Ray colgó el teléfono con una sonrisa nostálgica. Hablar con Nico y volver a ser esa Ray le había dado un chute de energía. Esta sería la última misión, la última vez que trabajarían juntos. Si salía bien, volverían a verse, pero ese ya no sería su mundo. Quizás Tara ocupara su lugar cuando la diosa tuviera lo que quería, ella no tenía más compromisos. Podía reducir la devoción a un culto personal y seguir con su vida, igual que había hecho ella. Nunca había querido que Tara siguiera sus pasos, pero tampoco separarse de ella. Finalmente la había apartado, internándola en aquel colegio. Pero fue demasiado tarde. Tara ya sabía mucho, había visto demasiado y no le parecía mal. La admiraba, decía que quería ser como ella. Y ella se dejaba querer, estúpida vanidad. La había arrastrado a su mundo; a sus dos mundos, y ninguno era bueno. Pero los dos habían cautivado a Tara igual que le sucedió a ella. No se puede detener la rueda del destino, pretenderlo es como querer retener el agua entre los dedos.
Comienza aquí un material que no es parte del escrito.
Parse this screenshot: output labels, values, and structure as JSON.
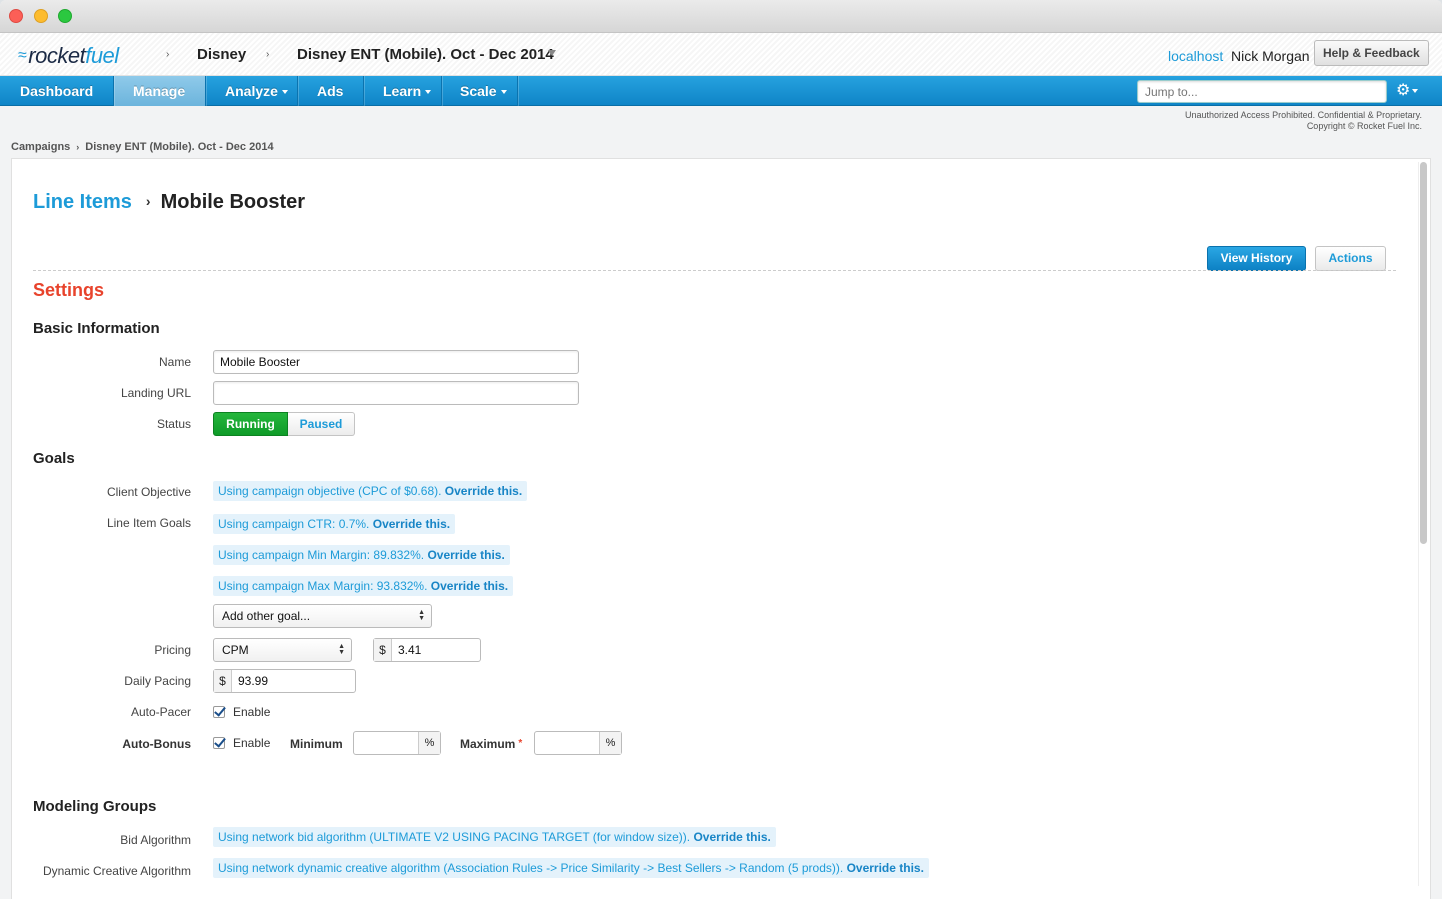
{
  "header": {
    "logo_prefix": "rocket",
    "logo_suffix": "fuel",
    "crumb_advertiser": "Disney",
    "crumb_campaign": "Disney ENT (Mobile). Oct - Dec 2014",
    "host": "localhost",
    "user": "Nick Morgan",
    "help_label": "Help & Feedback"
  },
  "nav": {
    "items": [
      {
        "label": "Dashboard"
      },
      {
        "label": "Manage"
      },
      {
        "label": "Analyze"
      },
      {
        "label": "Ads"
      },
      {
        "label": "Learn"
      },
      {
        "label": "Scale"
      }
    ],
    "active": "Manage",
    "jump_placeholder": "Jump to...",
    "settings_icon": "gear-icon"
  },
  "legal": {
    "line1": "Unauthorized Access Prohibited. Confidential & Proprietary.",
    "line2": "Copyright © Rocket Fuel Inc."
  },
  "breadcrumb": {
    "root": "Campaigns",
    "current": "Disney ENT (Mobile). Oct - Dec 2014"
  },
  "page": {
    "title_link": "Line Items",
    "title_current": "Mobile Booster",
    "view_history": "View History",
    "actions": "Actions",
    "settings_heading": "Settings"
  },
  "basic": {
    "heading": "Basic Information",
    "name_label": "Name",
    "name_value": "Mobile Booster",
    "url_label": "Landing URL",
    "url_value": "",
    "status_label": "Status",
    "status_running": "Running",
    "status_paused": "Paused"
  },
  "goals": {
    "heading": "Goals",
    "client_objective_label": "Client Objective",
    "client_objective_text": "Using campaign objective (CPC of $0.68).",
    "line_item_goals_label": "Line Item Goals",
    "goal_ctr": "Using campaign CTR: 0.7%.",
    "goal_min_margin": "Using campaign Min Margin: 89.832%.",
    "goal_max_margin": "Using campaign Max Margin: 93.832%.",
    "override": "Override this.",
    "add_goal": "Add other goal...",
    "pricing_label": "Pricing",
    "pricing_type": "CPM",
    "currency": "$",
    "pricing_value": "3.41",
    "daily_pacing_label": "Daily Pacing",
    "daily_pacing_value": "93.99",
    "autopacer_label": "Auto-Pacer",
    "enable": "Enable",
    "autobonus_label": "Auto-Bonus",
    "minimum": "Minimum",
    "maximum": "Maximum",
    "required_mark": "*",
    "percent": "%"
  },
  "modeling": {
    "heading": "Modeling Groups",
    "bid_label": "Bid Algorithm",
    "bid_text": "Using network bid algorithm (ULTIMATE V2 USING PACING TARGET (for window size)).",
    "dca_label": "Dynamic Creative Algorithm",
    "dca_text": "Using network dynamic creative algorithm (Association Rules -> Price Similarity -> Best Sellers -> Random (5 prods)).",
    "override": "Override this."
  }
}
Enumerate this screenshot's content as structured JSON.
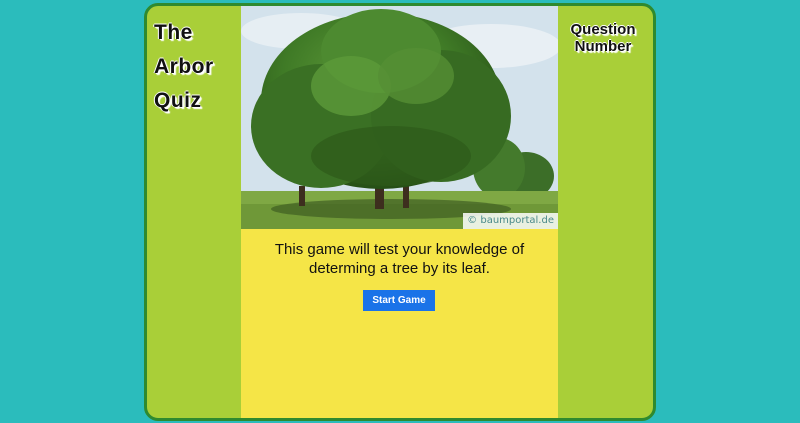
{
  "title_lines": [
    "The",
    "Arbor",
    "Quiz"
  ],
  "question_number_label": "Question Number",
  "image": {
    "watermark": "© baumportal.de",
    "subject": "tree-photo"
  },
  "intro_text": "This game will test your knowledge of determing a tree by its leaf.",
  "start_button_label": "Start Game",
  "colors": {
    "page_background": "#2bbcbc",
    "side_panels": "#a9cf38",
    "border": "#2f8a2f",
    "center_panel": "#f5e547",
    "button": "#1a73e8"
  }
}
Miró el cuaderno en el que había estado dibujando antes de decidirse a llamar. Ocupar uno de esos tronos era lo que la diosa le tenía reservado. Ahora lo sabía, y la certeza de saber lo que se esperaba de ella le aportaba serenidad. También cierta desazón. Aquella no era la vida que quería, aunque una parte de sí misma la deseaba. En cuanto comenzó el primer rito en aquella iglesia junto al lago, se dio cuenta de lo mucho que había añorado la magia.
Había olvidado cómo era sentir el flujo de la energía y la mente colectiva en el templo de Shakah. En ese momento, después de haberse zambullido en ella hasta el cuello durante el juicio, el cuerpo y la mente le pedían más. No volvería a salir de la comunidad, quizás ni siquiera del templo. Lo sabía desde el principio y cada vez le importaba menos, salvo por David y por Tara. La diosa tiraba de sus hijos tanto como de ella misma. Ya no le apetecía resistirse, David había dejado de hacerlo enseguida y Tara ni se lo había planteado. O tal vez sí y creía que merecía la pena, igual que su hermano. Quizás era ella la equivocada, incapaz de valorar y disfrutar plenamente los dones que Shakah ofrecía.
Cogió el cuaderno junto con los lápices y regresó al dormitorio sin encender la luz y cerró la puerta con cuidado. Gemma seguía durmiendo sobre la cama. Las ondas de su cabello se esparcían sobre la espalda desnuda y salpicada de pecas hasta la curva que cubría la sábana. Le pareció una imagen de ensueño, iluminada por la luz de la luna que entraba por la ventana. Se sentó sobre los cojines de la moqueta y empezó a trazar líneas. Este ejercicio no tenía ningún objetivo práctico, pero, al dibujar, su mente se relajaba, aunque nunca se detenía del todo. Trazo a trazo, sombra a sombra, las preocupaciones se alejaban. Los ojos los mantenía fijos en la estampa y las manos se movían sin que la vista las guiara. No quería dormir, estaba esperando algo.
Leila salió de la ducha, se envolvió la melena con la toalla y enseguida miró el reloj que había dejado encima del lavamanos. Se había entretenido más de la cuenta. Era la tercera vez esta semana, no se libraría con una bronca. Si no empezaba a madrugar más, acabaría por tener problemas serios. Aunque eso ya lo había intentado y lo único que había conseguido era pasar más tiempo disfrutando del agua caliente. Esa sensación era demasiado agradable, no podía evitar apurar hasta el último minuto deleitándose con ella. Quizás sería mejor dejar de ducharse por las mañanas y hacerlo en otro momento menos comprometido. Era algo para pensar a lo largo del día, ahora tenía que darse prisa.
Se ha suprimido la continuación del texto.